Terror attacks hit Merlin’s revenue
Merlin reported today that its like-for-like revenue performance was flat for the 40 weeks ended October 7, as compared with the prior-year period, attributing the result to terror attacks and unfavourable weather.
“Despite the diversity of our business […] our markets continue to be impacted by certain external shocks, not least terrorism which is currently at record levels of intensity in Europe,” the FTSE 100 group’s chief executive Nick Varney said in the statement, adding that the company also continued to face significant cost pressures, mostly due to employment legislation in the UK.

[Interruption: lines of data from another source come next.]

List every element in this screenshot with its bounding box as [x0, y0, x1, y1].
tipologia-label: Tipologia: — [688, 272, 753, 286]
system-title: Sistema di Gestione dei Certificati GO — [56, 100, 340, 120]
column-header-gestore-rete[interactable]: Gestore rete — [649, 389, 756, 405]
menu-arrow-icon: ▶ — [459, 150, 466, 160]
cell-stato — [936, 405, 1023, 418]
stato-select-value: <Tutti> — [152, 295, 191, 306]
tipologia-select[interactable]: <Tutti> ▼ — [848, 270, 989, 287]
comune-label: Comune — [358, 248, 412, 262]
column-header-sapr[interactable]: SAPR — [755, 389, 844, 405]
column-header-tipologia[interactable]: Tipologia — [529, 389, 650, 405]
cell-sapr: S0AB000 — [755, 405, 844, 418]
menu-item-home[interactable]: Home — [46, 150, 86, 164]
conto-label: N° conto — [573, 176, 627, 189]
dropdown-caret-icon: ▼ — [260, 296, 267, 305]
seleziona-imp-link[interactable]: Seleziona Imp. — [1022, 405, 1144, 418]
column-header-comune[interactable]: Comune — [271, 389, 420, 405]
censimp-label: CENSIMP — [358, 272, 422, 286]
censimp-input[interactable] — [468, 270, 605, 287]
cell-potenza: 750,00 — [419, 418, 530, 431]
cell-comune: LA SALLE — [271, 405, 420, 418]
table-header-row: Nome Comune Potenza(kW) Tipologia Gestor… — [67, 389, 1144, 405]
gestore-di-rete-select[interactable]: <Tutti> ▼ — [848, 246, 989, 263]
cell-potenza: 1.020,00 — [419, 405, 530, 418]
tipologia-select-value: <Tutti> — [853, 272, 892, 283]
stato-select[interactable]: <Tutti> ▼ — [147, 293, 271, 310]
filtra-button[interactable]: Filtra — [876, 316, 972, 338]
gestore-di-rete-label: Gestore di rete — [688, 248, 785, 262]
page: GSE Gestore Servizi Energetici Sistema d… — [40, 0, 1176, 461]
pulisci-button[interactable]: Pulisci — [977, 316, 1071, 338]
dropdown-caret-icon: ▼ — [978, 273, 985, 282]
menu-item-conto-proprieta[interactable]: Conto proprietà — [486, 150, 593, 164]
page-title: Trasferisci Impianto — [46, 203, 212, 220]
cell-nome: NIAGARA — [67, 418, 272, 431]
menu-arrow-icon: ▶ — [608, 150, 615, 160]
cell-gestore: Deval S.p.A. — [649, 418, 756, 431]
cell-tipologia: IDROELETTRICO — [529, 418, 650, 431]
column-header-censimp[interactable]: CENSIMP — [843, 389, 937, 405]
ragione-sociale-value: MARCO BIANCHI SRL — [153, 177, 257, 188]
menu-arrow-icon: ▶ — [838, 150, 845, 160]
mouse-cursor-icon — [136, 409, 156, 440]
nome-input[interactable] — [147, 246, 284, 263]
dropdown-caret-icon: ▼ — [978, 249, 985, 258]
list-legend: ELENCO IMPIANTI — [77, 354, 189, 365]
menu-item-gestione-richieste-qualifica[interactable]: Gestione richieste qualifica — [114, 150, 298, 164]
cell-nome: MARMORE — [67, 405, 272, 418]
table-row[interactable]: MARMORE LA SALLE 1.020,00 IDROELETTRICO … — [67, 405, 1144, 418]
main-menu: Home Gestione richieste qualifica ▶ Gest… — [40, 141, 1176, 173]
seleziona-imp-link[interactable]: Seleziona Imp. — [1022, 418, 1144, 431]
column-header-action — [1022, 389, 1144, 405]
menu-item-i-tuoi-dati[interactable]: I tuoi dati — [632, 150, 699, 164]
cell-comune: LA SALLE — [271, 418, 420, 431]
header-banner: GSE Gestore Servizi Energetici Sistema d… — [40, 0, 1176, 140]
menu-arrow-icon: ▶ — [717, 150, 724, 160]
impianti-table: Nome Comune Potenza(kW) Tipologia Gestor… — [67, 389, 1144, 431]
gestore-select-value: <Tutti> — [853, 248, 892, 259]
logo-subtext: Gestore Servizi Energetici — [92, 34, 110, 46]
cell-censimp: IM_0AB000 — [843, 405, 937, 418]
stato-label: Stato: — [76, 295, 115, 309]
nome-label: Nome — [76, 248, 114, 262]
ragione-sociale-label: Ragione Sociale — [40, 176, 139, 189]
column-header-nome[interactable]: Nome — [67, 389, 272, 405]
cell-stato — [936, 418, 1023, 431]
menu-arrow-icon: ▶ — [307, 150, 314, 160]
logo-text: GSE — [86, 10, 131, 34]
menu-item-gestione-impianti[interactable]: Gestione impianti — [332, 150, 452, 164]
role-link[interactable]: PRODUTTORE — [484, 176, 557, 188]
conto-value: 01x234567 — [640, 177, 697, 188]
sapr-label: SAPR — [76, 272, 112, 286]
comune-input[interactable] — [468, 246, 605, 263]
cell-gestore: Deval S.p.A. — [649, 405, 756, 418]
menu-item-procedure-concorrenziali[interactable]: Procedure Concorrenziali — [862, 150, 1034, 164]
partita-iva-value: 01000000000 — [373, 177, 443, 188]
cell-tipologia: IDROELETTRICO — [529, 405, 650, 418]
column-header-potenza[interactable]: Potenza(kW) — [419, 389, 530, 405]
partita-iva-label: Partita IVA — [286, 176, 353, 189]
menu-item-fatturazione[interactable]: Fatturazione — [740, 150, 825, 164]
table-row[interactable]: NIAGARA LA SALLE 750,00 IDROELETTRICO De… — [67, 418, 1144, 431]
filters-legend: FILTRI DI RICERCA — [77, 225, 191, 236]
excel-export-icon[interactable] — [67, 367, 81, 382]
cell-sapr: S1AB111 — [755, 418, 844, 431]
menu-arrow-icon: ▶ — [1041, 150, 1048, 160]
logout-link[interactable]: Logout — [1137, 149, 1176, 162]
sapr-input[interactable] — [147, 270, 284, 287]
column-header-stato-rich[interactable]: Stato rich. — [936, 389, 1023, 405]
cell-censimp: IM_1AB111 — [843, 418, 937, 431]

Merlin said that it was planning to reallocate capital investment to address the ongoing volatile market environment and underlying cost pressures, reducing its Existing Estate capex by £100 million over the 2018-21 period. The company, however, noted that while it was too early to predict the outlook for next year, it was “likely that the recent trends experienced in London will persist for the foreseeable future”.
Analysts weigh in on update
City A.M. quoted Steve Clayton, manager of Hargreaves Lansdown’s Select UK Growth Shares fund, which holds Merlin, as commenting that while tourism businesses have always had to contend with the weather, “terrorism is unfortunately becoming an increasing, additional headwind”.
“Next year’s outcome will depend a lot on the group’s cost control efforts,” he pointed out, adding that the worry was that “the decision to reduce investment in standing assets risks hitting attendance levels in future years”.